This is called memoization. We check if our cache contains the result of the function call for a given input, and only do the work if absolutely necessary.

Exercise for the reader

Fibonacci numbers are a famous example of a recursive function. The $n$ -th Fibonacci number is defined as $F_n = F_{n - 1} + F_{n - 2}$ , with $F_0 = 0$ and $F_1 = 1$ . You can try implementing a function that computes the $n$ -th Fibonacci number and which uses memoization.

This approach drastically decreases the amount of calculations we need to do: Because for each card we calculate the result only once, we only need to look at each card once. This means that our algorithm is now $\mathcal{O}(n)$ .

Benchmarks

My solution includes a tiny benchmark that compares the two solutions. It uses time.perfcounter to measure the time each solution takes to run. I ran it on my machine (Ryzen R9 7950X, 64GB RAM⁴) and got the following results:

Part 2 (naive):             (50.370501 seconds)
Part 2 (with memoization):  (0.0506474 seconds)

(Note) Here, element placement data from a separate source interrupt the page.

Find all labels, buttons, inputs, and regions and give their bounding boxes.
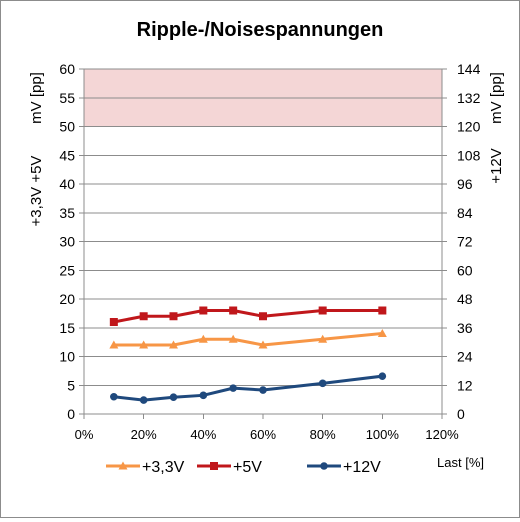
- data-point-33v: [228, 334, 238, 343]
- data-point-5v: [259, 312, 267, 321]
- right-tick-label: 132: [457, 90, 481, 106]
- data-point-12v: [169, 393, 178, 402]
- x-tick-label: 100%: [366, 427, 400, 442]
- left-tick-label: 0: [67, 406, 75, 422]
- x-tick-label: 80%: [310, 427, 336, 442]
- right-tick-label: 108: [457, 147, 481, 163]
- data-point-12v: [259, 386, 267, 394]
- left-tick-label: 25: [59, 262, 75, 278]
- data-point-12v: [199, 391, 208, 400]
- left-tick-label: 5: [67, 377, 75, 393]
- gridlines: [84, 68, 442, 415]
- right-tick-label: 96: [457, 176, 473, 192]
- left-tick-label: 50: [59, 119, 75, 135]
- right-tick-label: 24: [457, 349, 473, 365]
- data-point-33v: [377, 329, 387, 337]
- x-axis-label: Last [%]: [437, 455, 484, 470]
- legend: +3,3V +5V +12V: [106, 459, 381, 476]
- right-tick-label: 120: [457, 119, 481, 135]
- series-layer: [109, 306, 387, 404]
- right-tick-label: 48: [457, 291, 473, 307]
- data-point-5v: [139, 312, 148, 321]
- right-tick-label: 12: [457, 377, 473, 393]
- right-tick-label: 60: [457, 262, 473, 278]
- left-tick-label: 15: [59, 320, 75, 336]
- tick-labels: 0 5 10 15 20 25 30 35 40 45 50 55 60 0 12 24 36 48 60 72 84 9…: [59, 61, 480, 442]
- data-point-33v: [139, 340, 149, 349]
- data-point-12v: [110, 392, 118, 401]
- data-point-33v: [109, 340, 119, 349]
- right-tick-label: 84: [457, 205, 473, 221]
- data-point-33v: [169, 340, 178, 349]
- left-tick-label: 20: [59, 291, 75, 307]
- left-axis-label-bottom: +3,3V +5V: [28, 156, 45, 227]
- axes: [79, 68, 447, 419]
- data-point-5v: [109, 318, 118, 326]
- left-axis-label-top: mV [pp]: [28, 72, 45, 124]
- legend-marker-5v: [210, 462, 218, 470]
- legend-marker-12v: [320, 462, 328, 470]
- left-tick-label: 10: [59, 349, 75, 365]
- right-tick-label: 144: [457, 61, 481, 77]
- data-point-33v: [258, 340, 268, 349]
- data-point-33v: [318, 334, 328, 343]
- data-point-12v: [378, 372, 387, 380]
- legend-label-5v: +5V: [233, 459, 262, 476]
- x-tick-label: 0%: [75, 427, 94, 442]
- series-line-12v: [113, 374, 383, 402]
- x-tick-label: 120%: [425, 427, 459, 442]
- right-tick-label: 72: [457, 234, 473, 250]
- left-tick-label: 60: [59, 61, 75, 77]
- chart-title: Ripple-/Noisespannungen: [137, 19, 384, 41]
- right-tick-label: 36: [457, 320, 473, 336]
- data-point-12v: [229, 384, 237, 392]
- x-tick-label: 40%: [190, 427, 216, 442]
- data-point-12v: [139, 396, 148, 404]
- legend-label-33v: +3,3V: [142, 459, 185, 476]
- data-point-5v: [199, 306, 208, 315]
- right-axis-label-top: mV [pp]: [488, 72, 505, 124]
- data-point-5v: [318, 306, 327, 315]
- right-tick-label: 0: [457, 406, 465, 422]
- series-line-5v: [113, 309, 383, 324]
- legend-marker-33v: [118, 461, 128, 470]
- x-tick-label: 20%: [131, 427, 157, 442]
- left-tick-label: 40: [59, 176, 75, 192]
- data-point-33v: [198, 334, 208, 343]
- left-tick-label: 55: [59, 90, 75, 106]
- series-line-33v: [113, 332, 383, 347]
- right-axis-label-bottom: +12V: [488, 148, 505, 183]
- left-tick-label: 30: [59, 234, 75, 250]
- data-point-5v: [169, 312, 178, 321]
- legend-label-12v: +12V: [343, 459, 381, 476]
- data-point-5v: [378, 306, 387, 315]
- x-tick-label: 60%: [250, 427, 276, 442]
- data-point-5v: [229, 306, 238, 315]
- data-point-12v: [318, 379, 327, 388]
- left-tick-label: 45: [59, 147, 75, 163]
- left-tick-label: 35: [59, 205, 75, 221]
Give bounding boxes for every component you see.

That’s an improvement by 99.9%!

Closing remarks

This only scratches the surface of algorithms and Big O notation: Typically when analyzing algorithms, we’re interested in best case, average and worst case runtime complexity⁵. We can also look at the ammortized runtime complexity of an algorithm. Moreover, we haven’t considered space complexity yet.

Lastly, Python has the functools.cache decorator to do memoization.

2025-01-21: A previous version of this article gave the wrong increase in runtime. The mistake has been fixed. Thanks to Enric Solé-Farré for catching the error!

Don’t judge this too hard, this is mainly for illustrative purposes. My actual code can be found here. ↩
There was an error in the previous version of the article. It has been fixed now. ↩
This is a very naive implementation of memoization. A better implementation would be to use a dictionary that maps the input to the output, and then use a decorator to memoize the function. I didn’t do this because I wanted to keep the code as simple as possible. Also our function isn’t technically pure anymore because it has side effects (it mutates the cache). ↩
Not that it matters that much. ↩
For example, for sorting, the best case is an already sorted array and the worst case is an array sorted in reverse order. ↩